Улле помог нам найти для Черстин чистое платьице и снова убежал в хлев.
— Посадите её сначала на горшок, а потом переоденьте, — сказал он перед уходом.
Хотела бы я знать, пробовал ли он сам хоть раз посадить Черстин на горшок. Было бы интересно посмотреть, как это у него получилось. Мы с Анной старались изо всех сил, но безуспешно. Черстин сделалась негнущаяся, как палка, и орала во всё горло.
— Вот глупый ребёнок! — воскликнула я, но тут же вспомнила, что так говорить с маленькими детьми нельзя.
Поскольку нам не удалось посадить Черстин на горшок, мы начали её переодевать. Я держала её на руках, а Анна натягивала на неё сухое бельё. Черстин извивалась, как угорь, и громко плакала. На это у нас ушло полчаса. После переодевания мы с Анной сели отдохнуть. Пока мы отдыхали, Черстин перестала плакать, сказала «Эй! Эй!», залезла под кухонный стол и пустила там лужу. Потом она вылезла оттуда и сдёрнула со стола клеёнку с чашками. Чашки, конечно, разбились.

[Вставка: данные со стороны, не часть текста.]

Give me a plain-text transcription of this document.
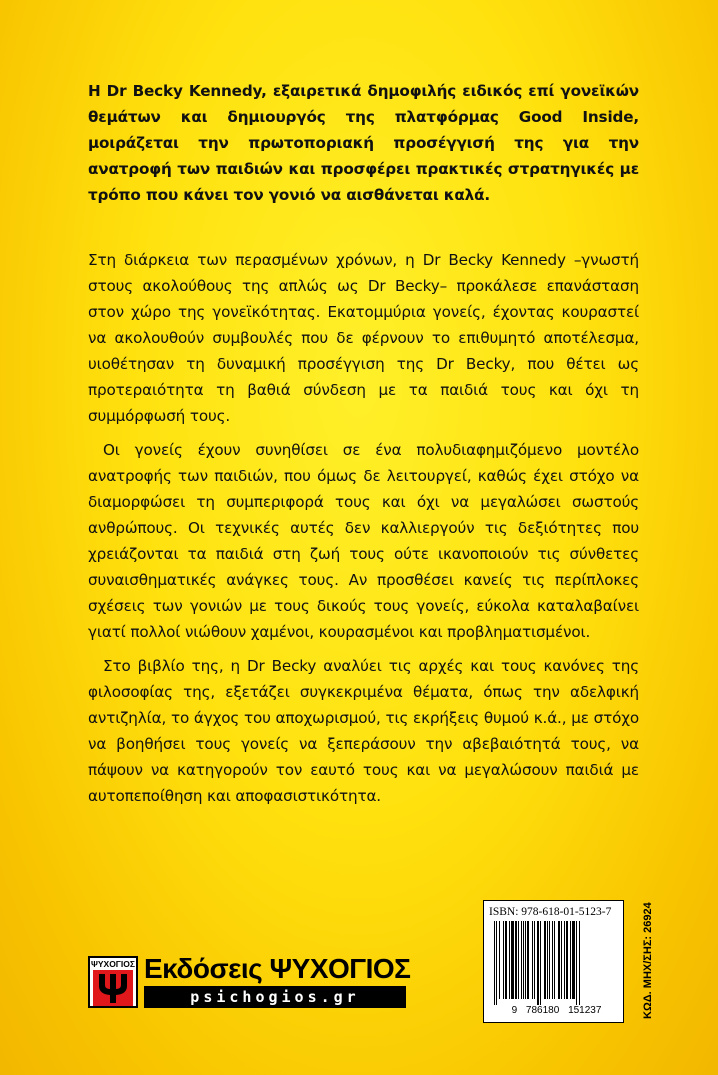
Η Dr Becky Kennedy, εξαιρετικά δημοφιλής ειδικός επί γονεϊκών θεμάτων και δημιουργός της πλατφόρμας Good Inside, μοιράζεται την πρωτοποριακή προσέγγισή της για την ανατροφή των παιδιών και προσφέρει πρακτικές στρατηγικές με τρόπο που κάνει τον γονιό να αισθάνεται καλά.

Στη διάρκεια των περασμένων χρόνων, η Dr Becky Kennedy –γνωστή στους ακολούθους της απλώς ως Dr Becky– προκάλεσε επανάσταση στον χώρο της γονεϊκότητας. Εκατομμύρια γονείς, έχοντας κουραστεί να ακολουθούν συμβουλές που δε φέρνουν το επιθυμητό αποτέλεσμα, υιοθέτησαν τη δυναμική προσέγγιση της Dr Becky, που θέτει ως προτεραιότητα τη βαθιά σύνδεση με τα παιδιά τους και όχι τη συμμόρφωσή τους.

Οι γονείς έχουν συνηθίσει σε ένα πολυδιαφημιζόμενο μοντέλο ανατροφής των παιδιών, που όμως δε λειτουργεί, καθώς έχει στόχο να διαμορφώσει τη συμπεριφορά τους και όχι να μεγαλώσει σωστούς ανθρώπους. Οι τεχνικές αυτές δεν καλλιεργούν τις δεξιότητες που χρειάζονται τα παιδιά στη ζωή τους ούτε ικανοποιούν τις σύνθετες συναισθηματικές ανάγκες τους. Αν προσθέσει κανείς τις περίπλοκες σχέσεις των γονιών με τους δικούς τους γονείς, εύκολα καταλαβαίνει γιατί πολλοί νιώθουν χαμένοι, κουρασμένοι και προβληματισμένοι.

Στο βιβλίο της, η Dr Becky αναλύει τις αρχές και τους κανόνες της φιλοσοφίας της, εξετάζει συγκεκριμένα θέματα, όπως την αδελφική αντιζηλία, το άγχος του αποχωρισμού, τις εκρήξεις θυμού κ.ά., με στόχο να βοηθήσει τους γονείς να ξεπεράσουν την αβεβαιότητά τους, να πάψουν να κατηγορούν τον εαυτό τους και να μεγαλώσουν παιδιά με αυτοπεποίθηση και αποφασιστικότητα.

ΨΥΧΟΓΙΟΣ Εκδόσεις ΨΥΧΟΓΙΟΣ
psichogios.gr
ISBN: 978-618-01-5123-7
9 786180 151237	ΚΩΔ. ΜΗΧ/ΣΗΣ: 26924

— Противная девчонка! — сказала Анна как можно спокойней и ласковей.
Она вытерла лужу и собрала осколки, а я сняла с Черстин мокрые штанишки. Пока я искала чистые штанишки, Черстин убежала на улицу. Мы догнали её возле хлева. Улле высунул голову и закричал:
— Вы что, спятили? Почему вы позволяете ей ходить без штанов?

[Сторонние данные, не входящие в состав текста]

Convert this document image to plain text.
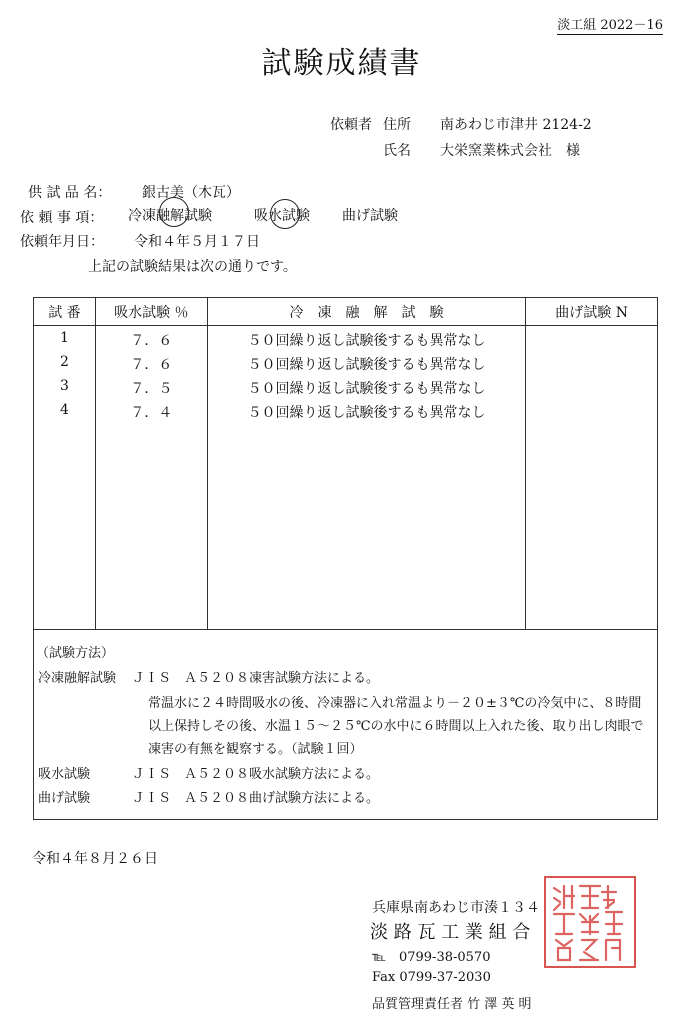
淡工組 2022－16
試験成績書
依頼者 住所 南あわじ市津井 2124-2
氏名 大栄窯業株式会社　様
供 試 品 名： 銀古美（木瓦）
依 頼 事 項： 冷凍融解試験	吸水試験 曲げ試験
依頼年月日： 令和４年５月１７日
上記の試験結果は次の通りです。
試 番	吸水試験 ％	冷　凍　融　解　試　験	曲げ試験 N
1	７．６	５０回繰り返し試験後するも異常なし	
2	７．６	５０回繰り返し試験後するも異常なし	
3	７．５	５０回繰り返し試験後するも異常なし	
4	７．４	５０回繰り返し試験後するも異常なし	

（試験方法）
冷凍融解試験 ＪＩＳ　Ａ５２０８凍害試験方法による。
常温水に２４時間吸水の後、冷凍器に入れ常温より－２０±３℃の冷気中に、８時間
以上保持しその後、水温１５～２５℃の水中に６時間以上入れた後、取り出し肉眼で
凍害の有無を観察する。（試験１回）
吸水試験	ＪＩＳ　Ａ５２０８吸水試験方法による。
曲げ試験	ＪＩＳ　Ａ５２０８曲げ試験方法による。
令和４年８月２６日
兵庫県南あわじ市湊１３４
淡 路 瓦 工 業 組 合
℡　0799-38-0570
Fax 0799-37-2030
品質管理責任者 竹 澤 英 明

— А мы и не позволяем! — ответила Анна. — Если хочешь знать, она у нас разрешения не спрашивала.
Мы втащили Черстин в дом и надели на неё сухие штанишки, несмотря на то что она всё время извивалась и орала.
— Пожалуйста… будь… паинькой… — говорила Анна почти спокойно и ласково.
Мы надели на Черстин самое нарядное платьице, потому что другого не нашли. Оно было очень хорошенькое, со складочками и оборочками.
— Смотри не запачкай платьице! — сказала я Черстин, хотя она явно не понимала, что ей говорят.
Она тут же подбежала к печке и выпачкалась в золе. Мы отряхнули золу, но платье стало уже не таким белым. Черстин очень смеялась, пока мы её чистили. Она думала, что мы с ней играем.
— Двенадцать часов! — вдруг сказала Анна. — Пора её кормить.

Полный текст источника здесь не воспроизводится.